Search code examples
rggplot2ggplotly

Add custom lines to geom_violin in ggplot / ggplotly


I have thresholds for each of the groups of my data, and when plotting a violin plot I would like these to be shown within the plots.

Instead, the lines are not constrained to the corresponding groups and the lines are only shown either full width (ggplot), or a small section of the whole plot (ggplotly).

I think that stat_sina from the ggforce package is the way forward, however I am having no luck.

My code is:

library(tidyverse)
library(plotly)

customLines <- data.frame(name = c('Petal.Length', 'Petal.Width', 'Sepal.Length', 'Sepal.Width'),
                          value = c(2, 1, 5, 3))

iris %>%
  pivot_longer(-Species) %>%
  ggplot(aes(x = name,
             y = value,
             fill = name,
             colour = name,
             group = name)) +
  geom_violin(alpha = 0.3) +
  ggforce::geom_sina() +
  ggforce::stat_sina(data = customLines,
                     aes(x = name,
                         yintercept = value),
                     geom = "hline")
ggplotly()

Which outputs

enter image description here

As is clear to see, this doesn't correspond with the violin plots.

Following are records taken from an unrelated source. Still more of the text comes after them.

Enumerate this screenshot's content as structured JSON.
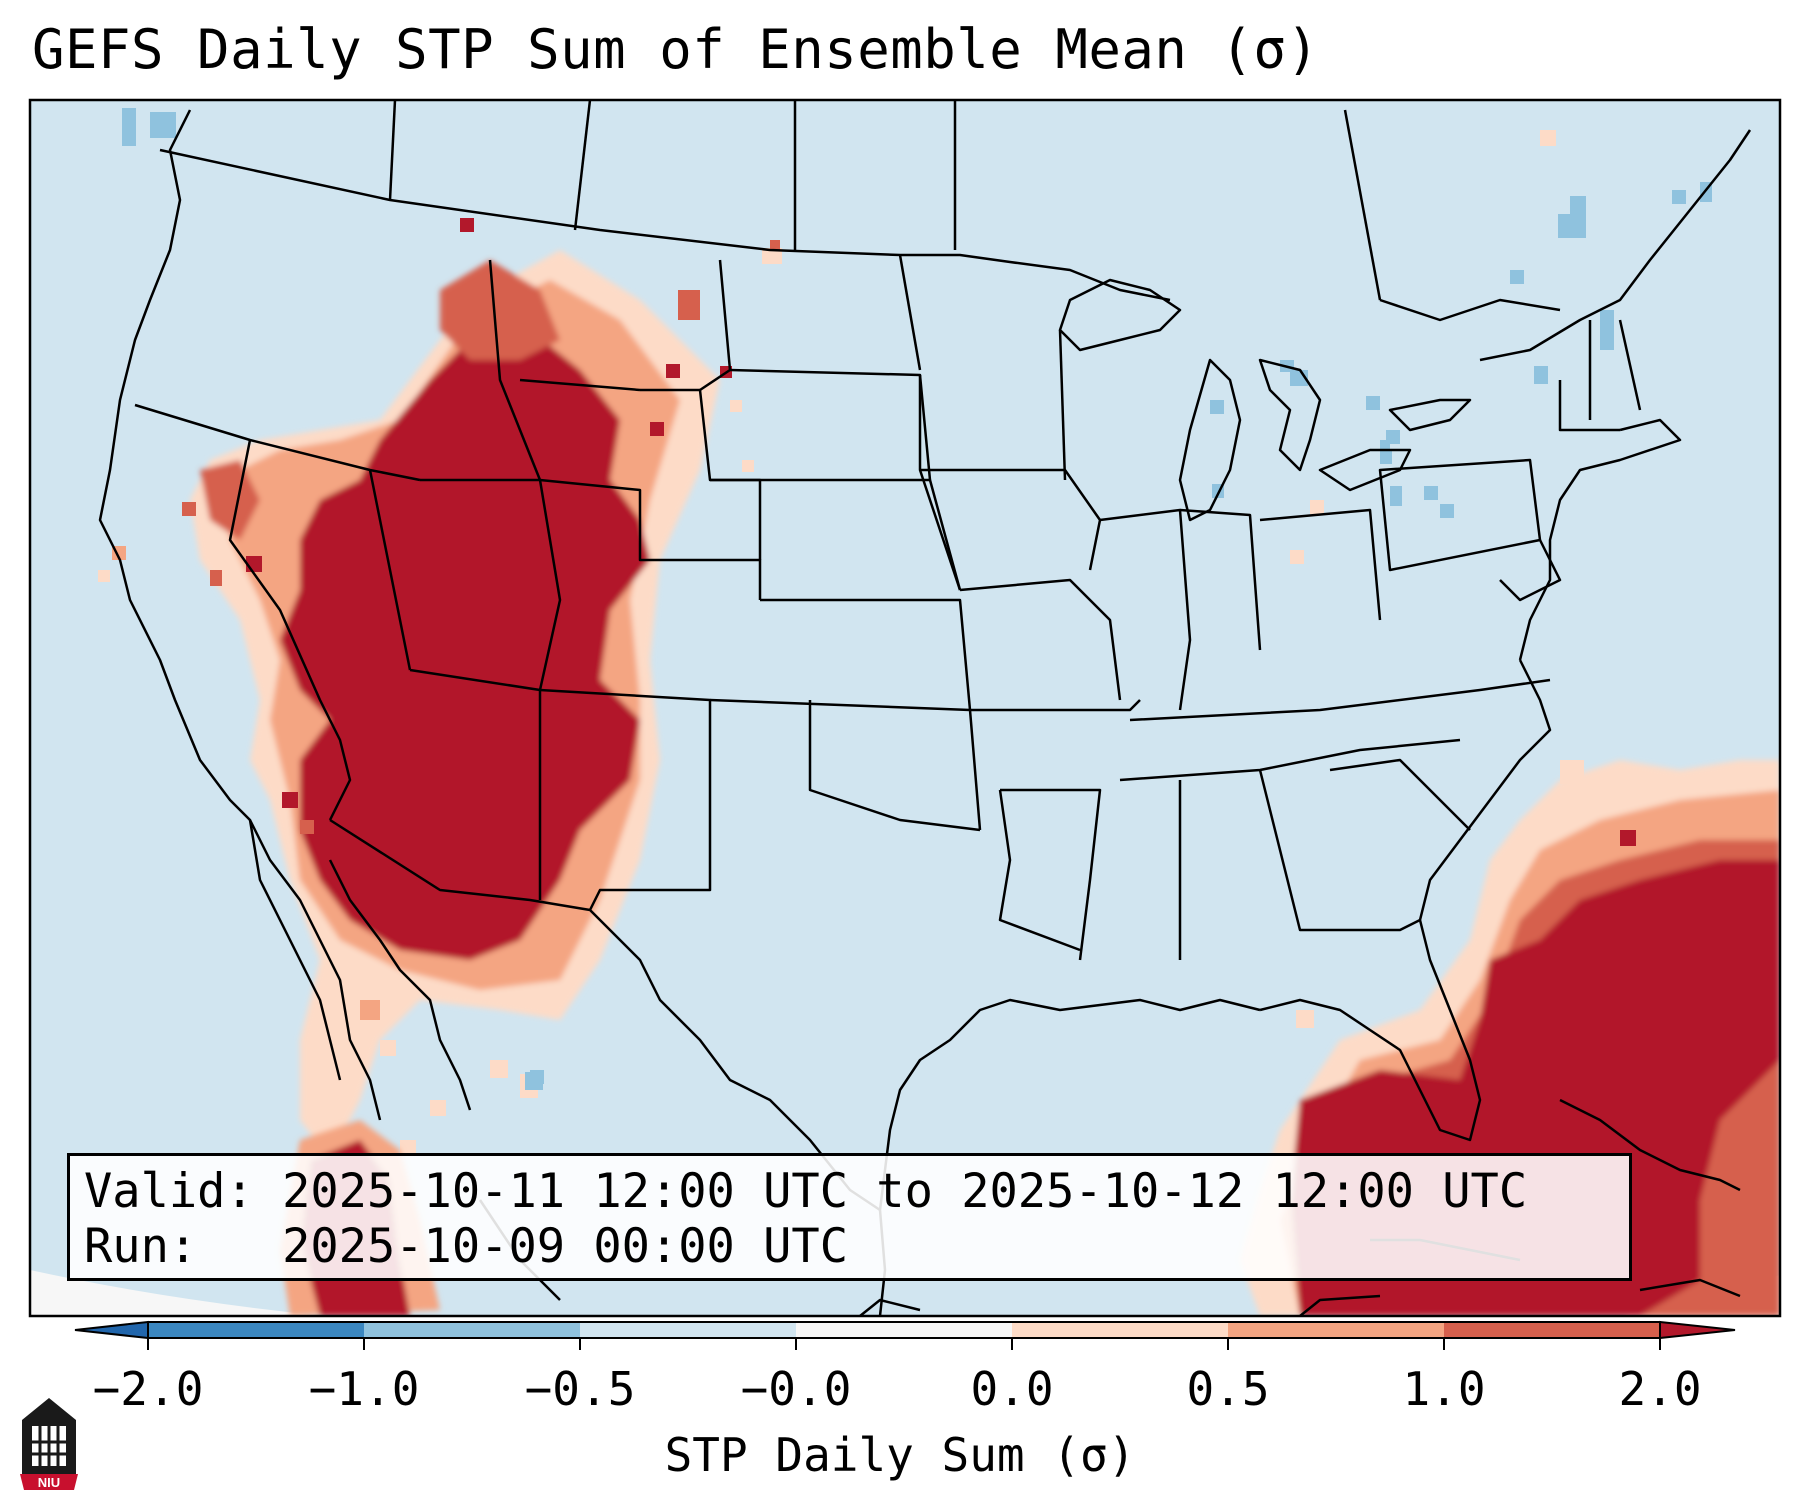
{
  "title": "GEFS Daily STP Sum of Ensemble Mean (σ)",
  "info": {
    "valid_line": "Valid: 2025-10-11 12:00 UTC to 2025-10-12 12:00 UTC",
    "run_line": "Run:   2025-10-09 00:00 UTC"
  },
  "colorbar": {
    "label": "STP Daily Sum (σ)",
    "ticks": [
      "−2.0",
      "−1.0",
      "−0.5",
      "−0.0",
      "0.0",
      "0.5",
      "1.0",
      "2.0"
    ],
    "colors": [
      "#3b87c0",
      "#8fc2de",
      "#d1e5f0",
      "#f7f7f7",
      "#fddbc7",
      "#f4a582",
      "#d6604d",
      "#b2182b"
    ],
    "extend_low_color": "#2166ac",
    "extend_high_color": "#b2182b"
  },
  "map_colors": {
    "background": "#d1e5f0",
    "outside_domain": "#f7f7f7",
    "high": "#b2182b",
    "mid": "#d6604d",
    "low": "#f4a582",
    "faint": "#fddbc7",
    "negative": "#8fc2de",
    "borders": "#000000"
  },
  "logo": {
    "icon": "niu-logo-icon",
    "text": "NIU"
  }
}
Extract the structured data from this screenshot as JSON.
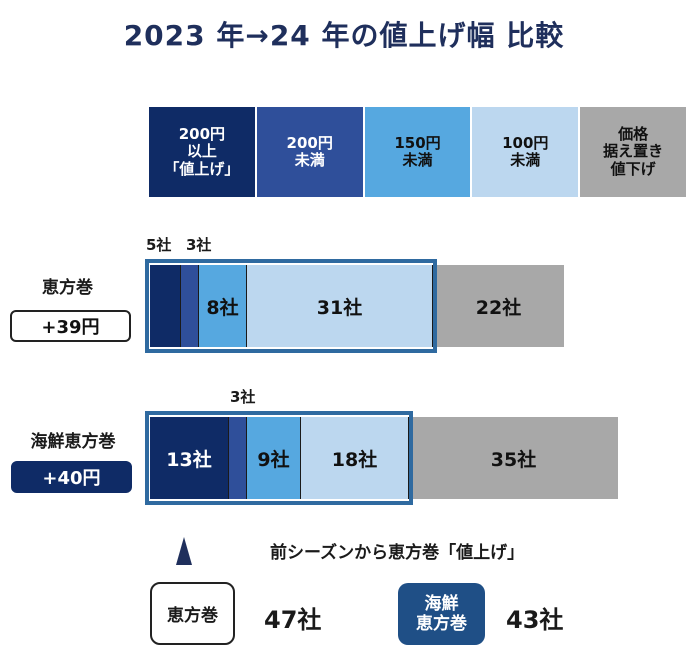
{
  "title": "2023 年→24 年の値上げ幅  比較",
  "legend": [
    {
      "lines": [
        "200円",
        "以上",
        "「値上げ」"
      ],
      "color": "#0f2b66"
    },
    {
      "lines": [
        "200円",
        "未満"
      ],
      "color": "#2f4f9a"
    },
    {
      "lines": [
        "150円",
        "未満"
      ],
      "color": "#56a8e0"
    },
    {
      "lines": [
        "100円",
        "未満"
      ],
      "color": "#bcd7ef"
    },
    {
      "lines": [
        "価格",
        "据え置き",
        "値下げ"
      ],
      "color": "#a8a8a8"
    }
  ],
  "chart_data": {
    "type": "bar",
    "orientation": "horizontal-stacked",
    "title": "2023 年→24 年の値上げ幅  比較",
    "unit": "社",
    "categories": [
      "恵方巻",
      "海鮮恵方巻"
    ],
    "series": [
      {
        "name": "200円以上「値上げ」",
        "values": [
          5,
          13
        ]
      },
      {
        "name": "200円未満",
        "values": [
          3,
          3
        ]
      },
      {
        "name": "150円未満",
        "values": [
          8,
          9
        ]
      },
      {
        "name": "100円未満",
        "values": [
          31,
          18
        ]
      },
      {
        "name": "価格据え置き値下げ",
        "values": [
          22,
          35
        ]
      }
    ]
  },
  "rows": [
    {
      "label": "恵方巻",
      "avg_change": "+39円",
      "segments": [
        "",
        "",
        "8社",
        "31社",
        "22社"
      ],
      "outside_labels": [
        "5社",
        "3社"
      ]
    },
    {
      "label": "海鮮恵方巻",
      "avg_change": "+40円",
      "segments": [
        "13社",
        "",
        "9社",
        "18社",
        "35社"
      ],
      "outside_labels": [
        "3社"
      ]
    }
  ],
  "summary": {
    "note": "前シーズンから恵方巻「値上げ」",
    "ehomaki_label": "恵方巻",
    "ehomaki_count": "47社",
    "kaisen_label_lines": [
      "海鮮",
      "恵方巻"
    ],
    "kaisen_count": "43社"
  }
}
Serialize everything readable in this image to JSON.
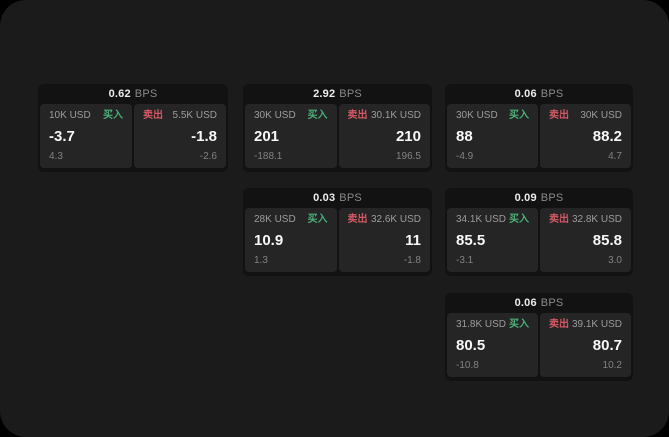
{
  "labels": {
    "bps_unit": "BPS",
    "buy": "买入",
    "sell": "卖出"
  },
  "colors": {
    "buy": "#4caf78",
    "sell": "#d15864",
    "screen_bg": "#1b1b1b",
    "card_bg": "#121212",
    "panel_bg": "#252525"
  },
  "cards": [
    {
      "bps": "0.62",
      "col": 1,
      "row": 1,
      "buy": {
        "amount": "10K USD",
        "value": "-3.7",
        "sub": "4.3"
      },
      "sell": {
        "amount": "5.5K USD",
        "value": "-1.8",
        "sub": "-2.6"
      }
    },
    {
      "bps": "2.92",
      "col": 2,
      "row": 1,
      "buy": {
        "amount": "30K USD",
        "value": "201",
        "sub": "-188.1"
      },
      "sell": {
        "amount": "30.1K USD",
        "value": "210",
        "sub": "196.5"
      }
    },
    {
      "bps": "0.06",
      "col": 3,
      "row": 1,
      "buy": {
        "amount": "30K USD",
        "value": "88",
        "sub": "-4.9"
      },
      "sell": {
        "amount": "30K USD",
        "value": "88.2",
        "sub": "4.7"
      }
    },
    {
      "bps": "0.03",
      "col": 2,
      "row": 2,
      "buy": {
        "amount": "28K USD",
        "value": "10.9",
        "sub": "1.3"
      },
      "sell": {
        "amount": "32.6K USD",
        "value": "11",
        "sub": "-1.8"
      }
    },
    {
      "bps": "0.09",
      "col": 3,
      "row": 2,
      "buy": {
        "amount": "34.1K USD",
        "value": "85.5",
        "sub": "-3.1"
      },
      "sell": {
        "amount": "32.8K USD",
        "value": "85.8",
        "sub": "3.0"
      }
    },
    {
      "bps": "0.06",
      "col": 3,
      "row": 3,
      "buy": {
        "amount": "31.8K USD",
        "value": "80.5",
        "sub": "-10.8"
      },
      "sell": {
        "amount": "39.1K USD",
        "value": "80.7",
        "sub": "10.2"
      }
    }
  ]
}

How can I have the lines only go the full width of the violin plots, and within the violins? It might be similar to the quantile approach, but I have no clue how to use this in this format either.


Solution

  • My solution uses ggplot_build to identify the correct width of the violin plot, then use that information in geom_segment. ggplotly also works with my solution (figure not shown).

    library(tidyverse)
    customLines <- data.frame(name = c('Petal.Length', 'Petal.Width', 'Sepal.Length', 'Sepal.Width'),
                              value = c(2, 1, 5, 3))
    
    customLines <- customLines %>% 
      mutate(fac = as.integer(factor(name, levels = name)))
    
    p1 <- iris %>%
      pivot_longer(-Species) %>%
      ggplot(aes(x = name,
                 y = value,
                 fill = name,
                 colour = name,
                 group = name)) +
      geom_violin(alpha = 0.3)
    
    violin_width <- ggplot_build(p1)$data[[1]] %>% 
      group_by(x) %>% 
      summarize(width = max(violinwidth)) %>% 
      left_join(customLines, by = c("x" = "fac"))
    
    p1 + 
      geom_segment(data = violin_width, 
                   aes(x = x - width/2, y = value, xend = x + width/2, yend = value))
    

    Created on 2023-05-12 with reprex v2.0.2